Engineering nanostructures of PGM-free oxygen-reduction catalysts using metal-organic frameworks

Abstract

Oxygen reduction reaction (ORR) is one of the essential electrochemical reactions for the energy conversion and storage devices such as fuel cells and metal-air batteries. However, a large amount of Pt is required for catalyzing the kinetically sluggish ORR at the air cathode, therefore greatly limiting their large scale implementation. Development of high-performance platinum group-metal (PGM)-free ORR catalysts has been a long-term goal for these clean energy technologies. However, current PGM-free catalysts are still significantly suffering from insufficient activity and limited durability especially in more challenging acidic media, such as proton exchange membrane (PEM) fuel cells. Recently, metal-organic frameworks (MOFs), constructed from bridging metal ions and ligands, have emerged as a new type of attractive precursors for the synthesis of PGM-free catalysts, which has led to encouraging performance improvement.
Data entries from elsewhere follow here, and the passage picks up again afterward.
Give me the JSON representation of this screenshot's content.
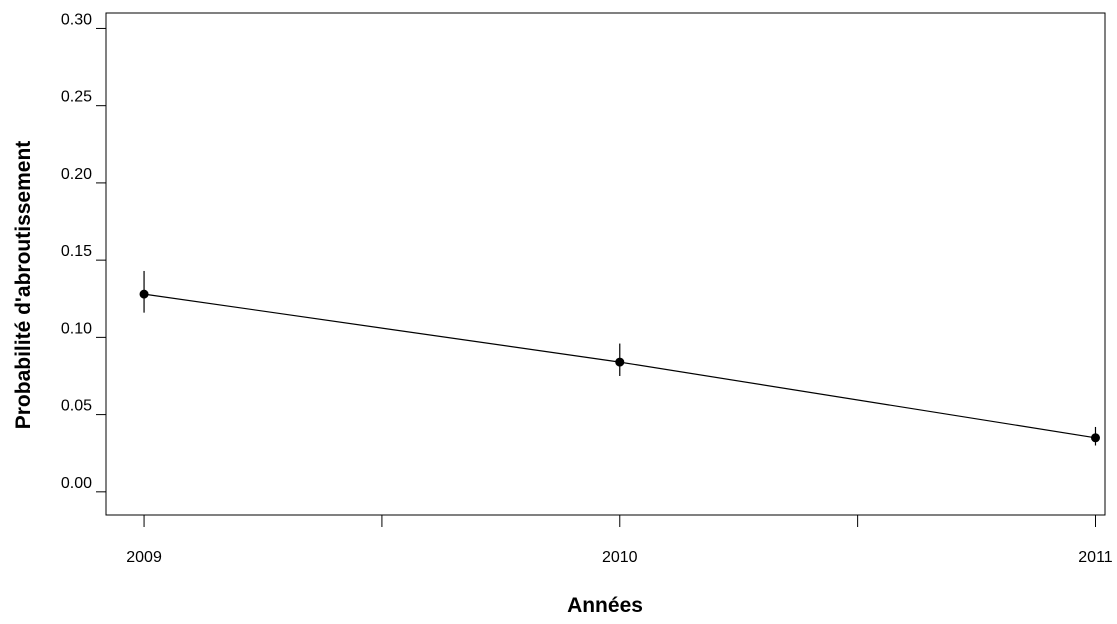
{
  "chart_data": {
    "type": "line",
    "title": "",
    "xlabel": "Années",
    "ylabel": "Probabilité d'abroutissement",
    "x": [
      2009,
      2010,
      2011
    ],
    "x_tick_labels": [
      "2009",
      "2010",
      "2011"
    ],
    "series": [
      {
        "values": [
          0.128,
          0.084,
          0.035
        ],
        "ci_lower": [
          0.116,
          0.075,
          0.03
        ],
        "ci_upper": [
          0.143,
          0.096,
          0.042
        ]
      }
    ],
    "ylim": [
      -0.015,
      0.31
    ],
    "y_ticks": [
      0.0,
      0.05,
      0.1,
      0.15,
      0.2,
      0.25,
      0.3
    ],
    "y_tick_labels": [
      "0.00",
      "0.05",
      "0.10",
      "0.15",
      "0.20",
      "0.25",
      "0.30"
    ],
    "xlim": [
      2008.92,
      2011.02
    ],
    "x_minor_ticks": [
      2009.5,
      2010.5
    ],
    "grid": false,
    "legend": "none",
    "colors": {
      "line": "#000000",
      "marker": "#000000"
    }
  }
}
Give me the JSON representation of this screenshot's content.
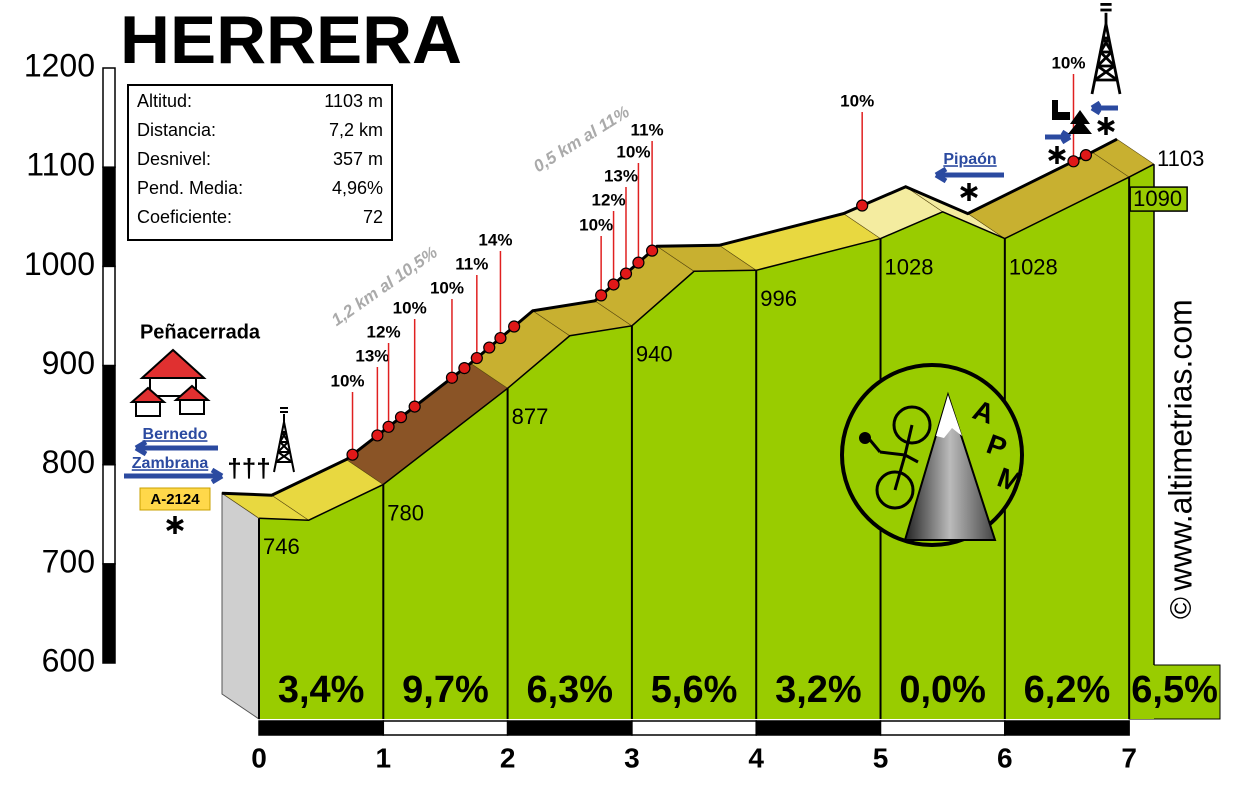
{
  "chart_data": {
    "type": "elevation-profile",
    "title": "HERRERA",
    "info_box": {
      "rows": [
        [
          "Altitud:",
          "1103 m"
        ],
        [
          "Distancia:",
          "7,2 km"
        ],
        [
          "Desnivel:",
          "357 m"
        ],
        [
          "Pend. Media:",
          "4,96%"
        ],
        [
          "Coeficiente:",
          "72"
        ]
      ]
    },
    "x": [
      0,
      0.4,
      1,
      2,
      2.5,
      3,
      3.5,
      4,
      5,
      5.5,
      6,
      7,
      7.2
    ],
    "values": [
      746,
      744,
      780,
      877,
      930,
      940,
      995,
      996,
      1028,
      1055,
      1028,
      1090,
      1103
    ],
    "value_labels": [
      "746",
      null,
      "780",
      "877",
      null,
      "940",
      null,
      "996",
      "1028",
      null,
      "1028",
      "1090",
      "1103"
    ],
    "color": "#99cc00",
    "segments": {
      "values": [
        3.4,
        9.7,
        6.3,
        5.6,
        3.2,
        0,
        6.2,
        6.5
      ],
      "value_labels": [
        "3,4%",
        "9,7%",
        "6,3%",
        "5,6%",
        "3,2%",
        "0,0%",
        "6,2%",
        "6,5%"
      ]
    },
    "markers": [
      {
        "x": 1.05,
        "label": "10%"
      },
      {
        "x": 1.25,
        "label": "13%"
      },
      {
        "x": 1.34,
        "label": "12%"
      },
      {
        "x": 1.44
      },
      {
        "x": 1.55,
        "label": "10%"
      },
      {
        "x": 1.85,
        "label": "10%"
      },
      {
        "x": 1.95
      },
      {
        "x": 2.05,
        "label": "11%"
      },
      {
        "x": 2.15
      },
      {
        "x": 2.24,
        "label": "14%"
      },
      {
        "x": 2.35
      },
      {
        "x": 3.05,
        "label": "10%"
      },
      {
        "x": 3.15,
        "label": "12%"
      },
      {
        "x": 3.25,
        "label": "13%"
      },
      {
        "x": 3.35,
        "label": "10%"
      },
      {
        "x": 3.46,
        "label": "11%"
      },
      {
        "x": 5.15,
        "label": "10%"
      },
      {
        "x": 6.85,
        "label": "10%"
      },
      {
        "x": 6.95
      }
    ],
    "annotations": [
      "1,2 km al 10,5%",
      "0,5 km al 11%"
    ],
    "places": {
      "start": "Peñacerrada",
      "road_left": "Bernedo",
      "road_right": "Zambrana",
      "road_code": "A-2124",
      "crosses": "†††",
      "pass_road": "Pipaón"
    },
    "logo_letters": [
      "A",
      "P",
      "M"
    ],
    "watermark": "www.altimetrias.com",
    "copyright": "©",
    "xlim": [
      0,
      7.2
    ],
    "xticks": [
      0,
      1,
      2,
      3,
      4,
      5,
      6,
      7
    ],
    "ylim": [
      600,
      1200
    ],
    "yticks": [
      600,
      700,
      800,
      900,
      1000,
      1100,
      1200
    ]
  }
}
Compared to other catalyst precursors, MOFs have well-defined crystal structure with readily tunable chemistry and contain all required elements (e.g., carbon, nitrogen, and metal). Here, we provide an account of recent innovative PGM-free catalyst design and synthesis derived from the unique MOF precursors with special emphasis on engineering nanostructure and morphology of catalysts. We aim to provide new insights into the design and synthesis of advanced PGM-free catalysts with increased density of active sites and controlled bonding in 3D frame network. In addition, we also discuss the possibility to use the well-defined MOF precursors for building up model systems to elucidate the structure-property correlations and the nature of active sites.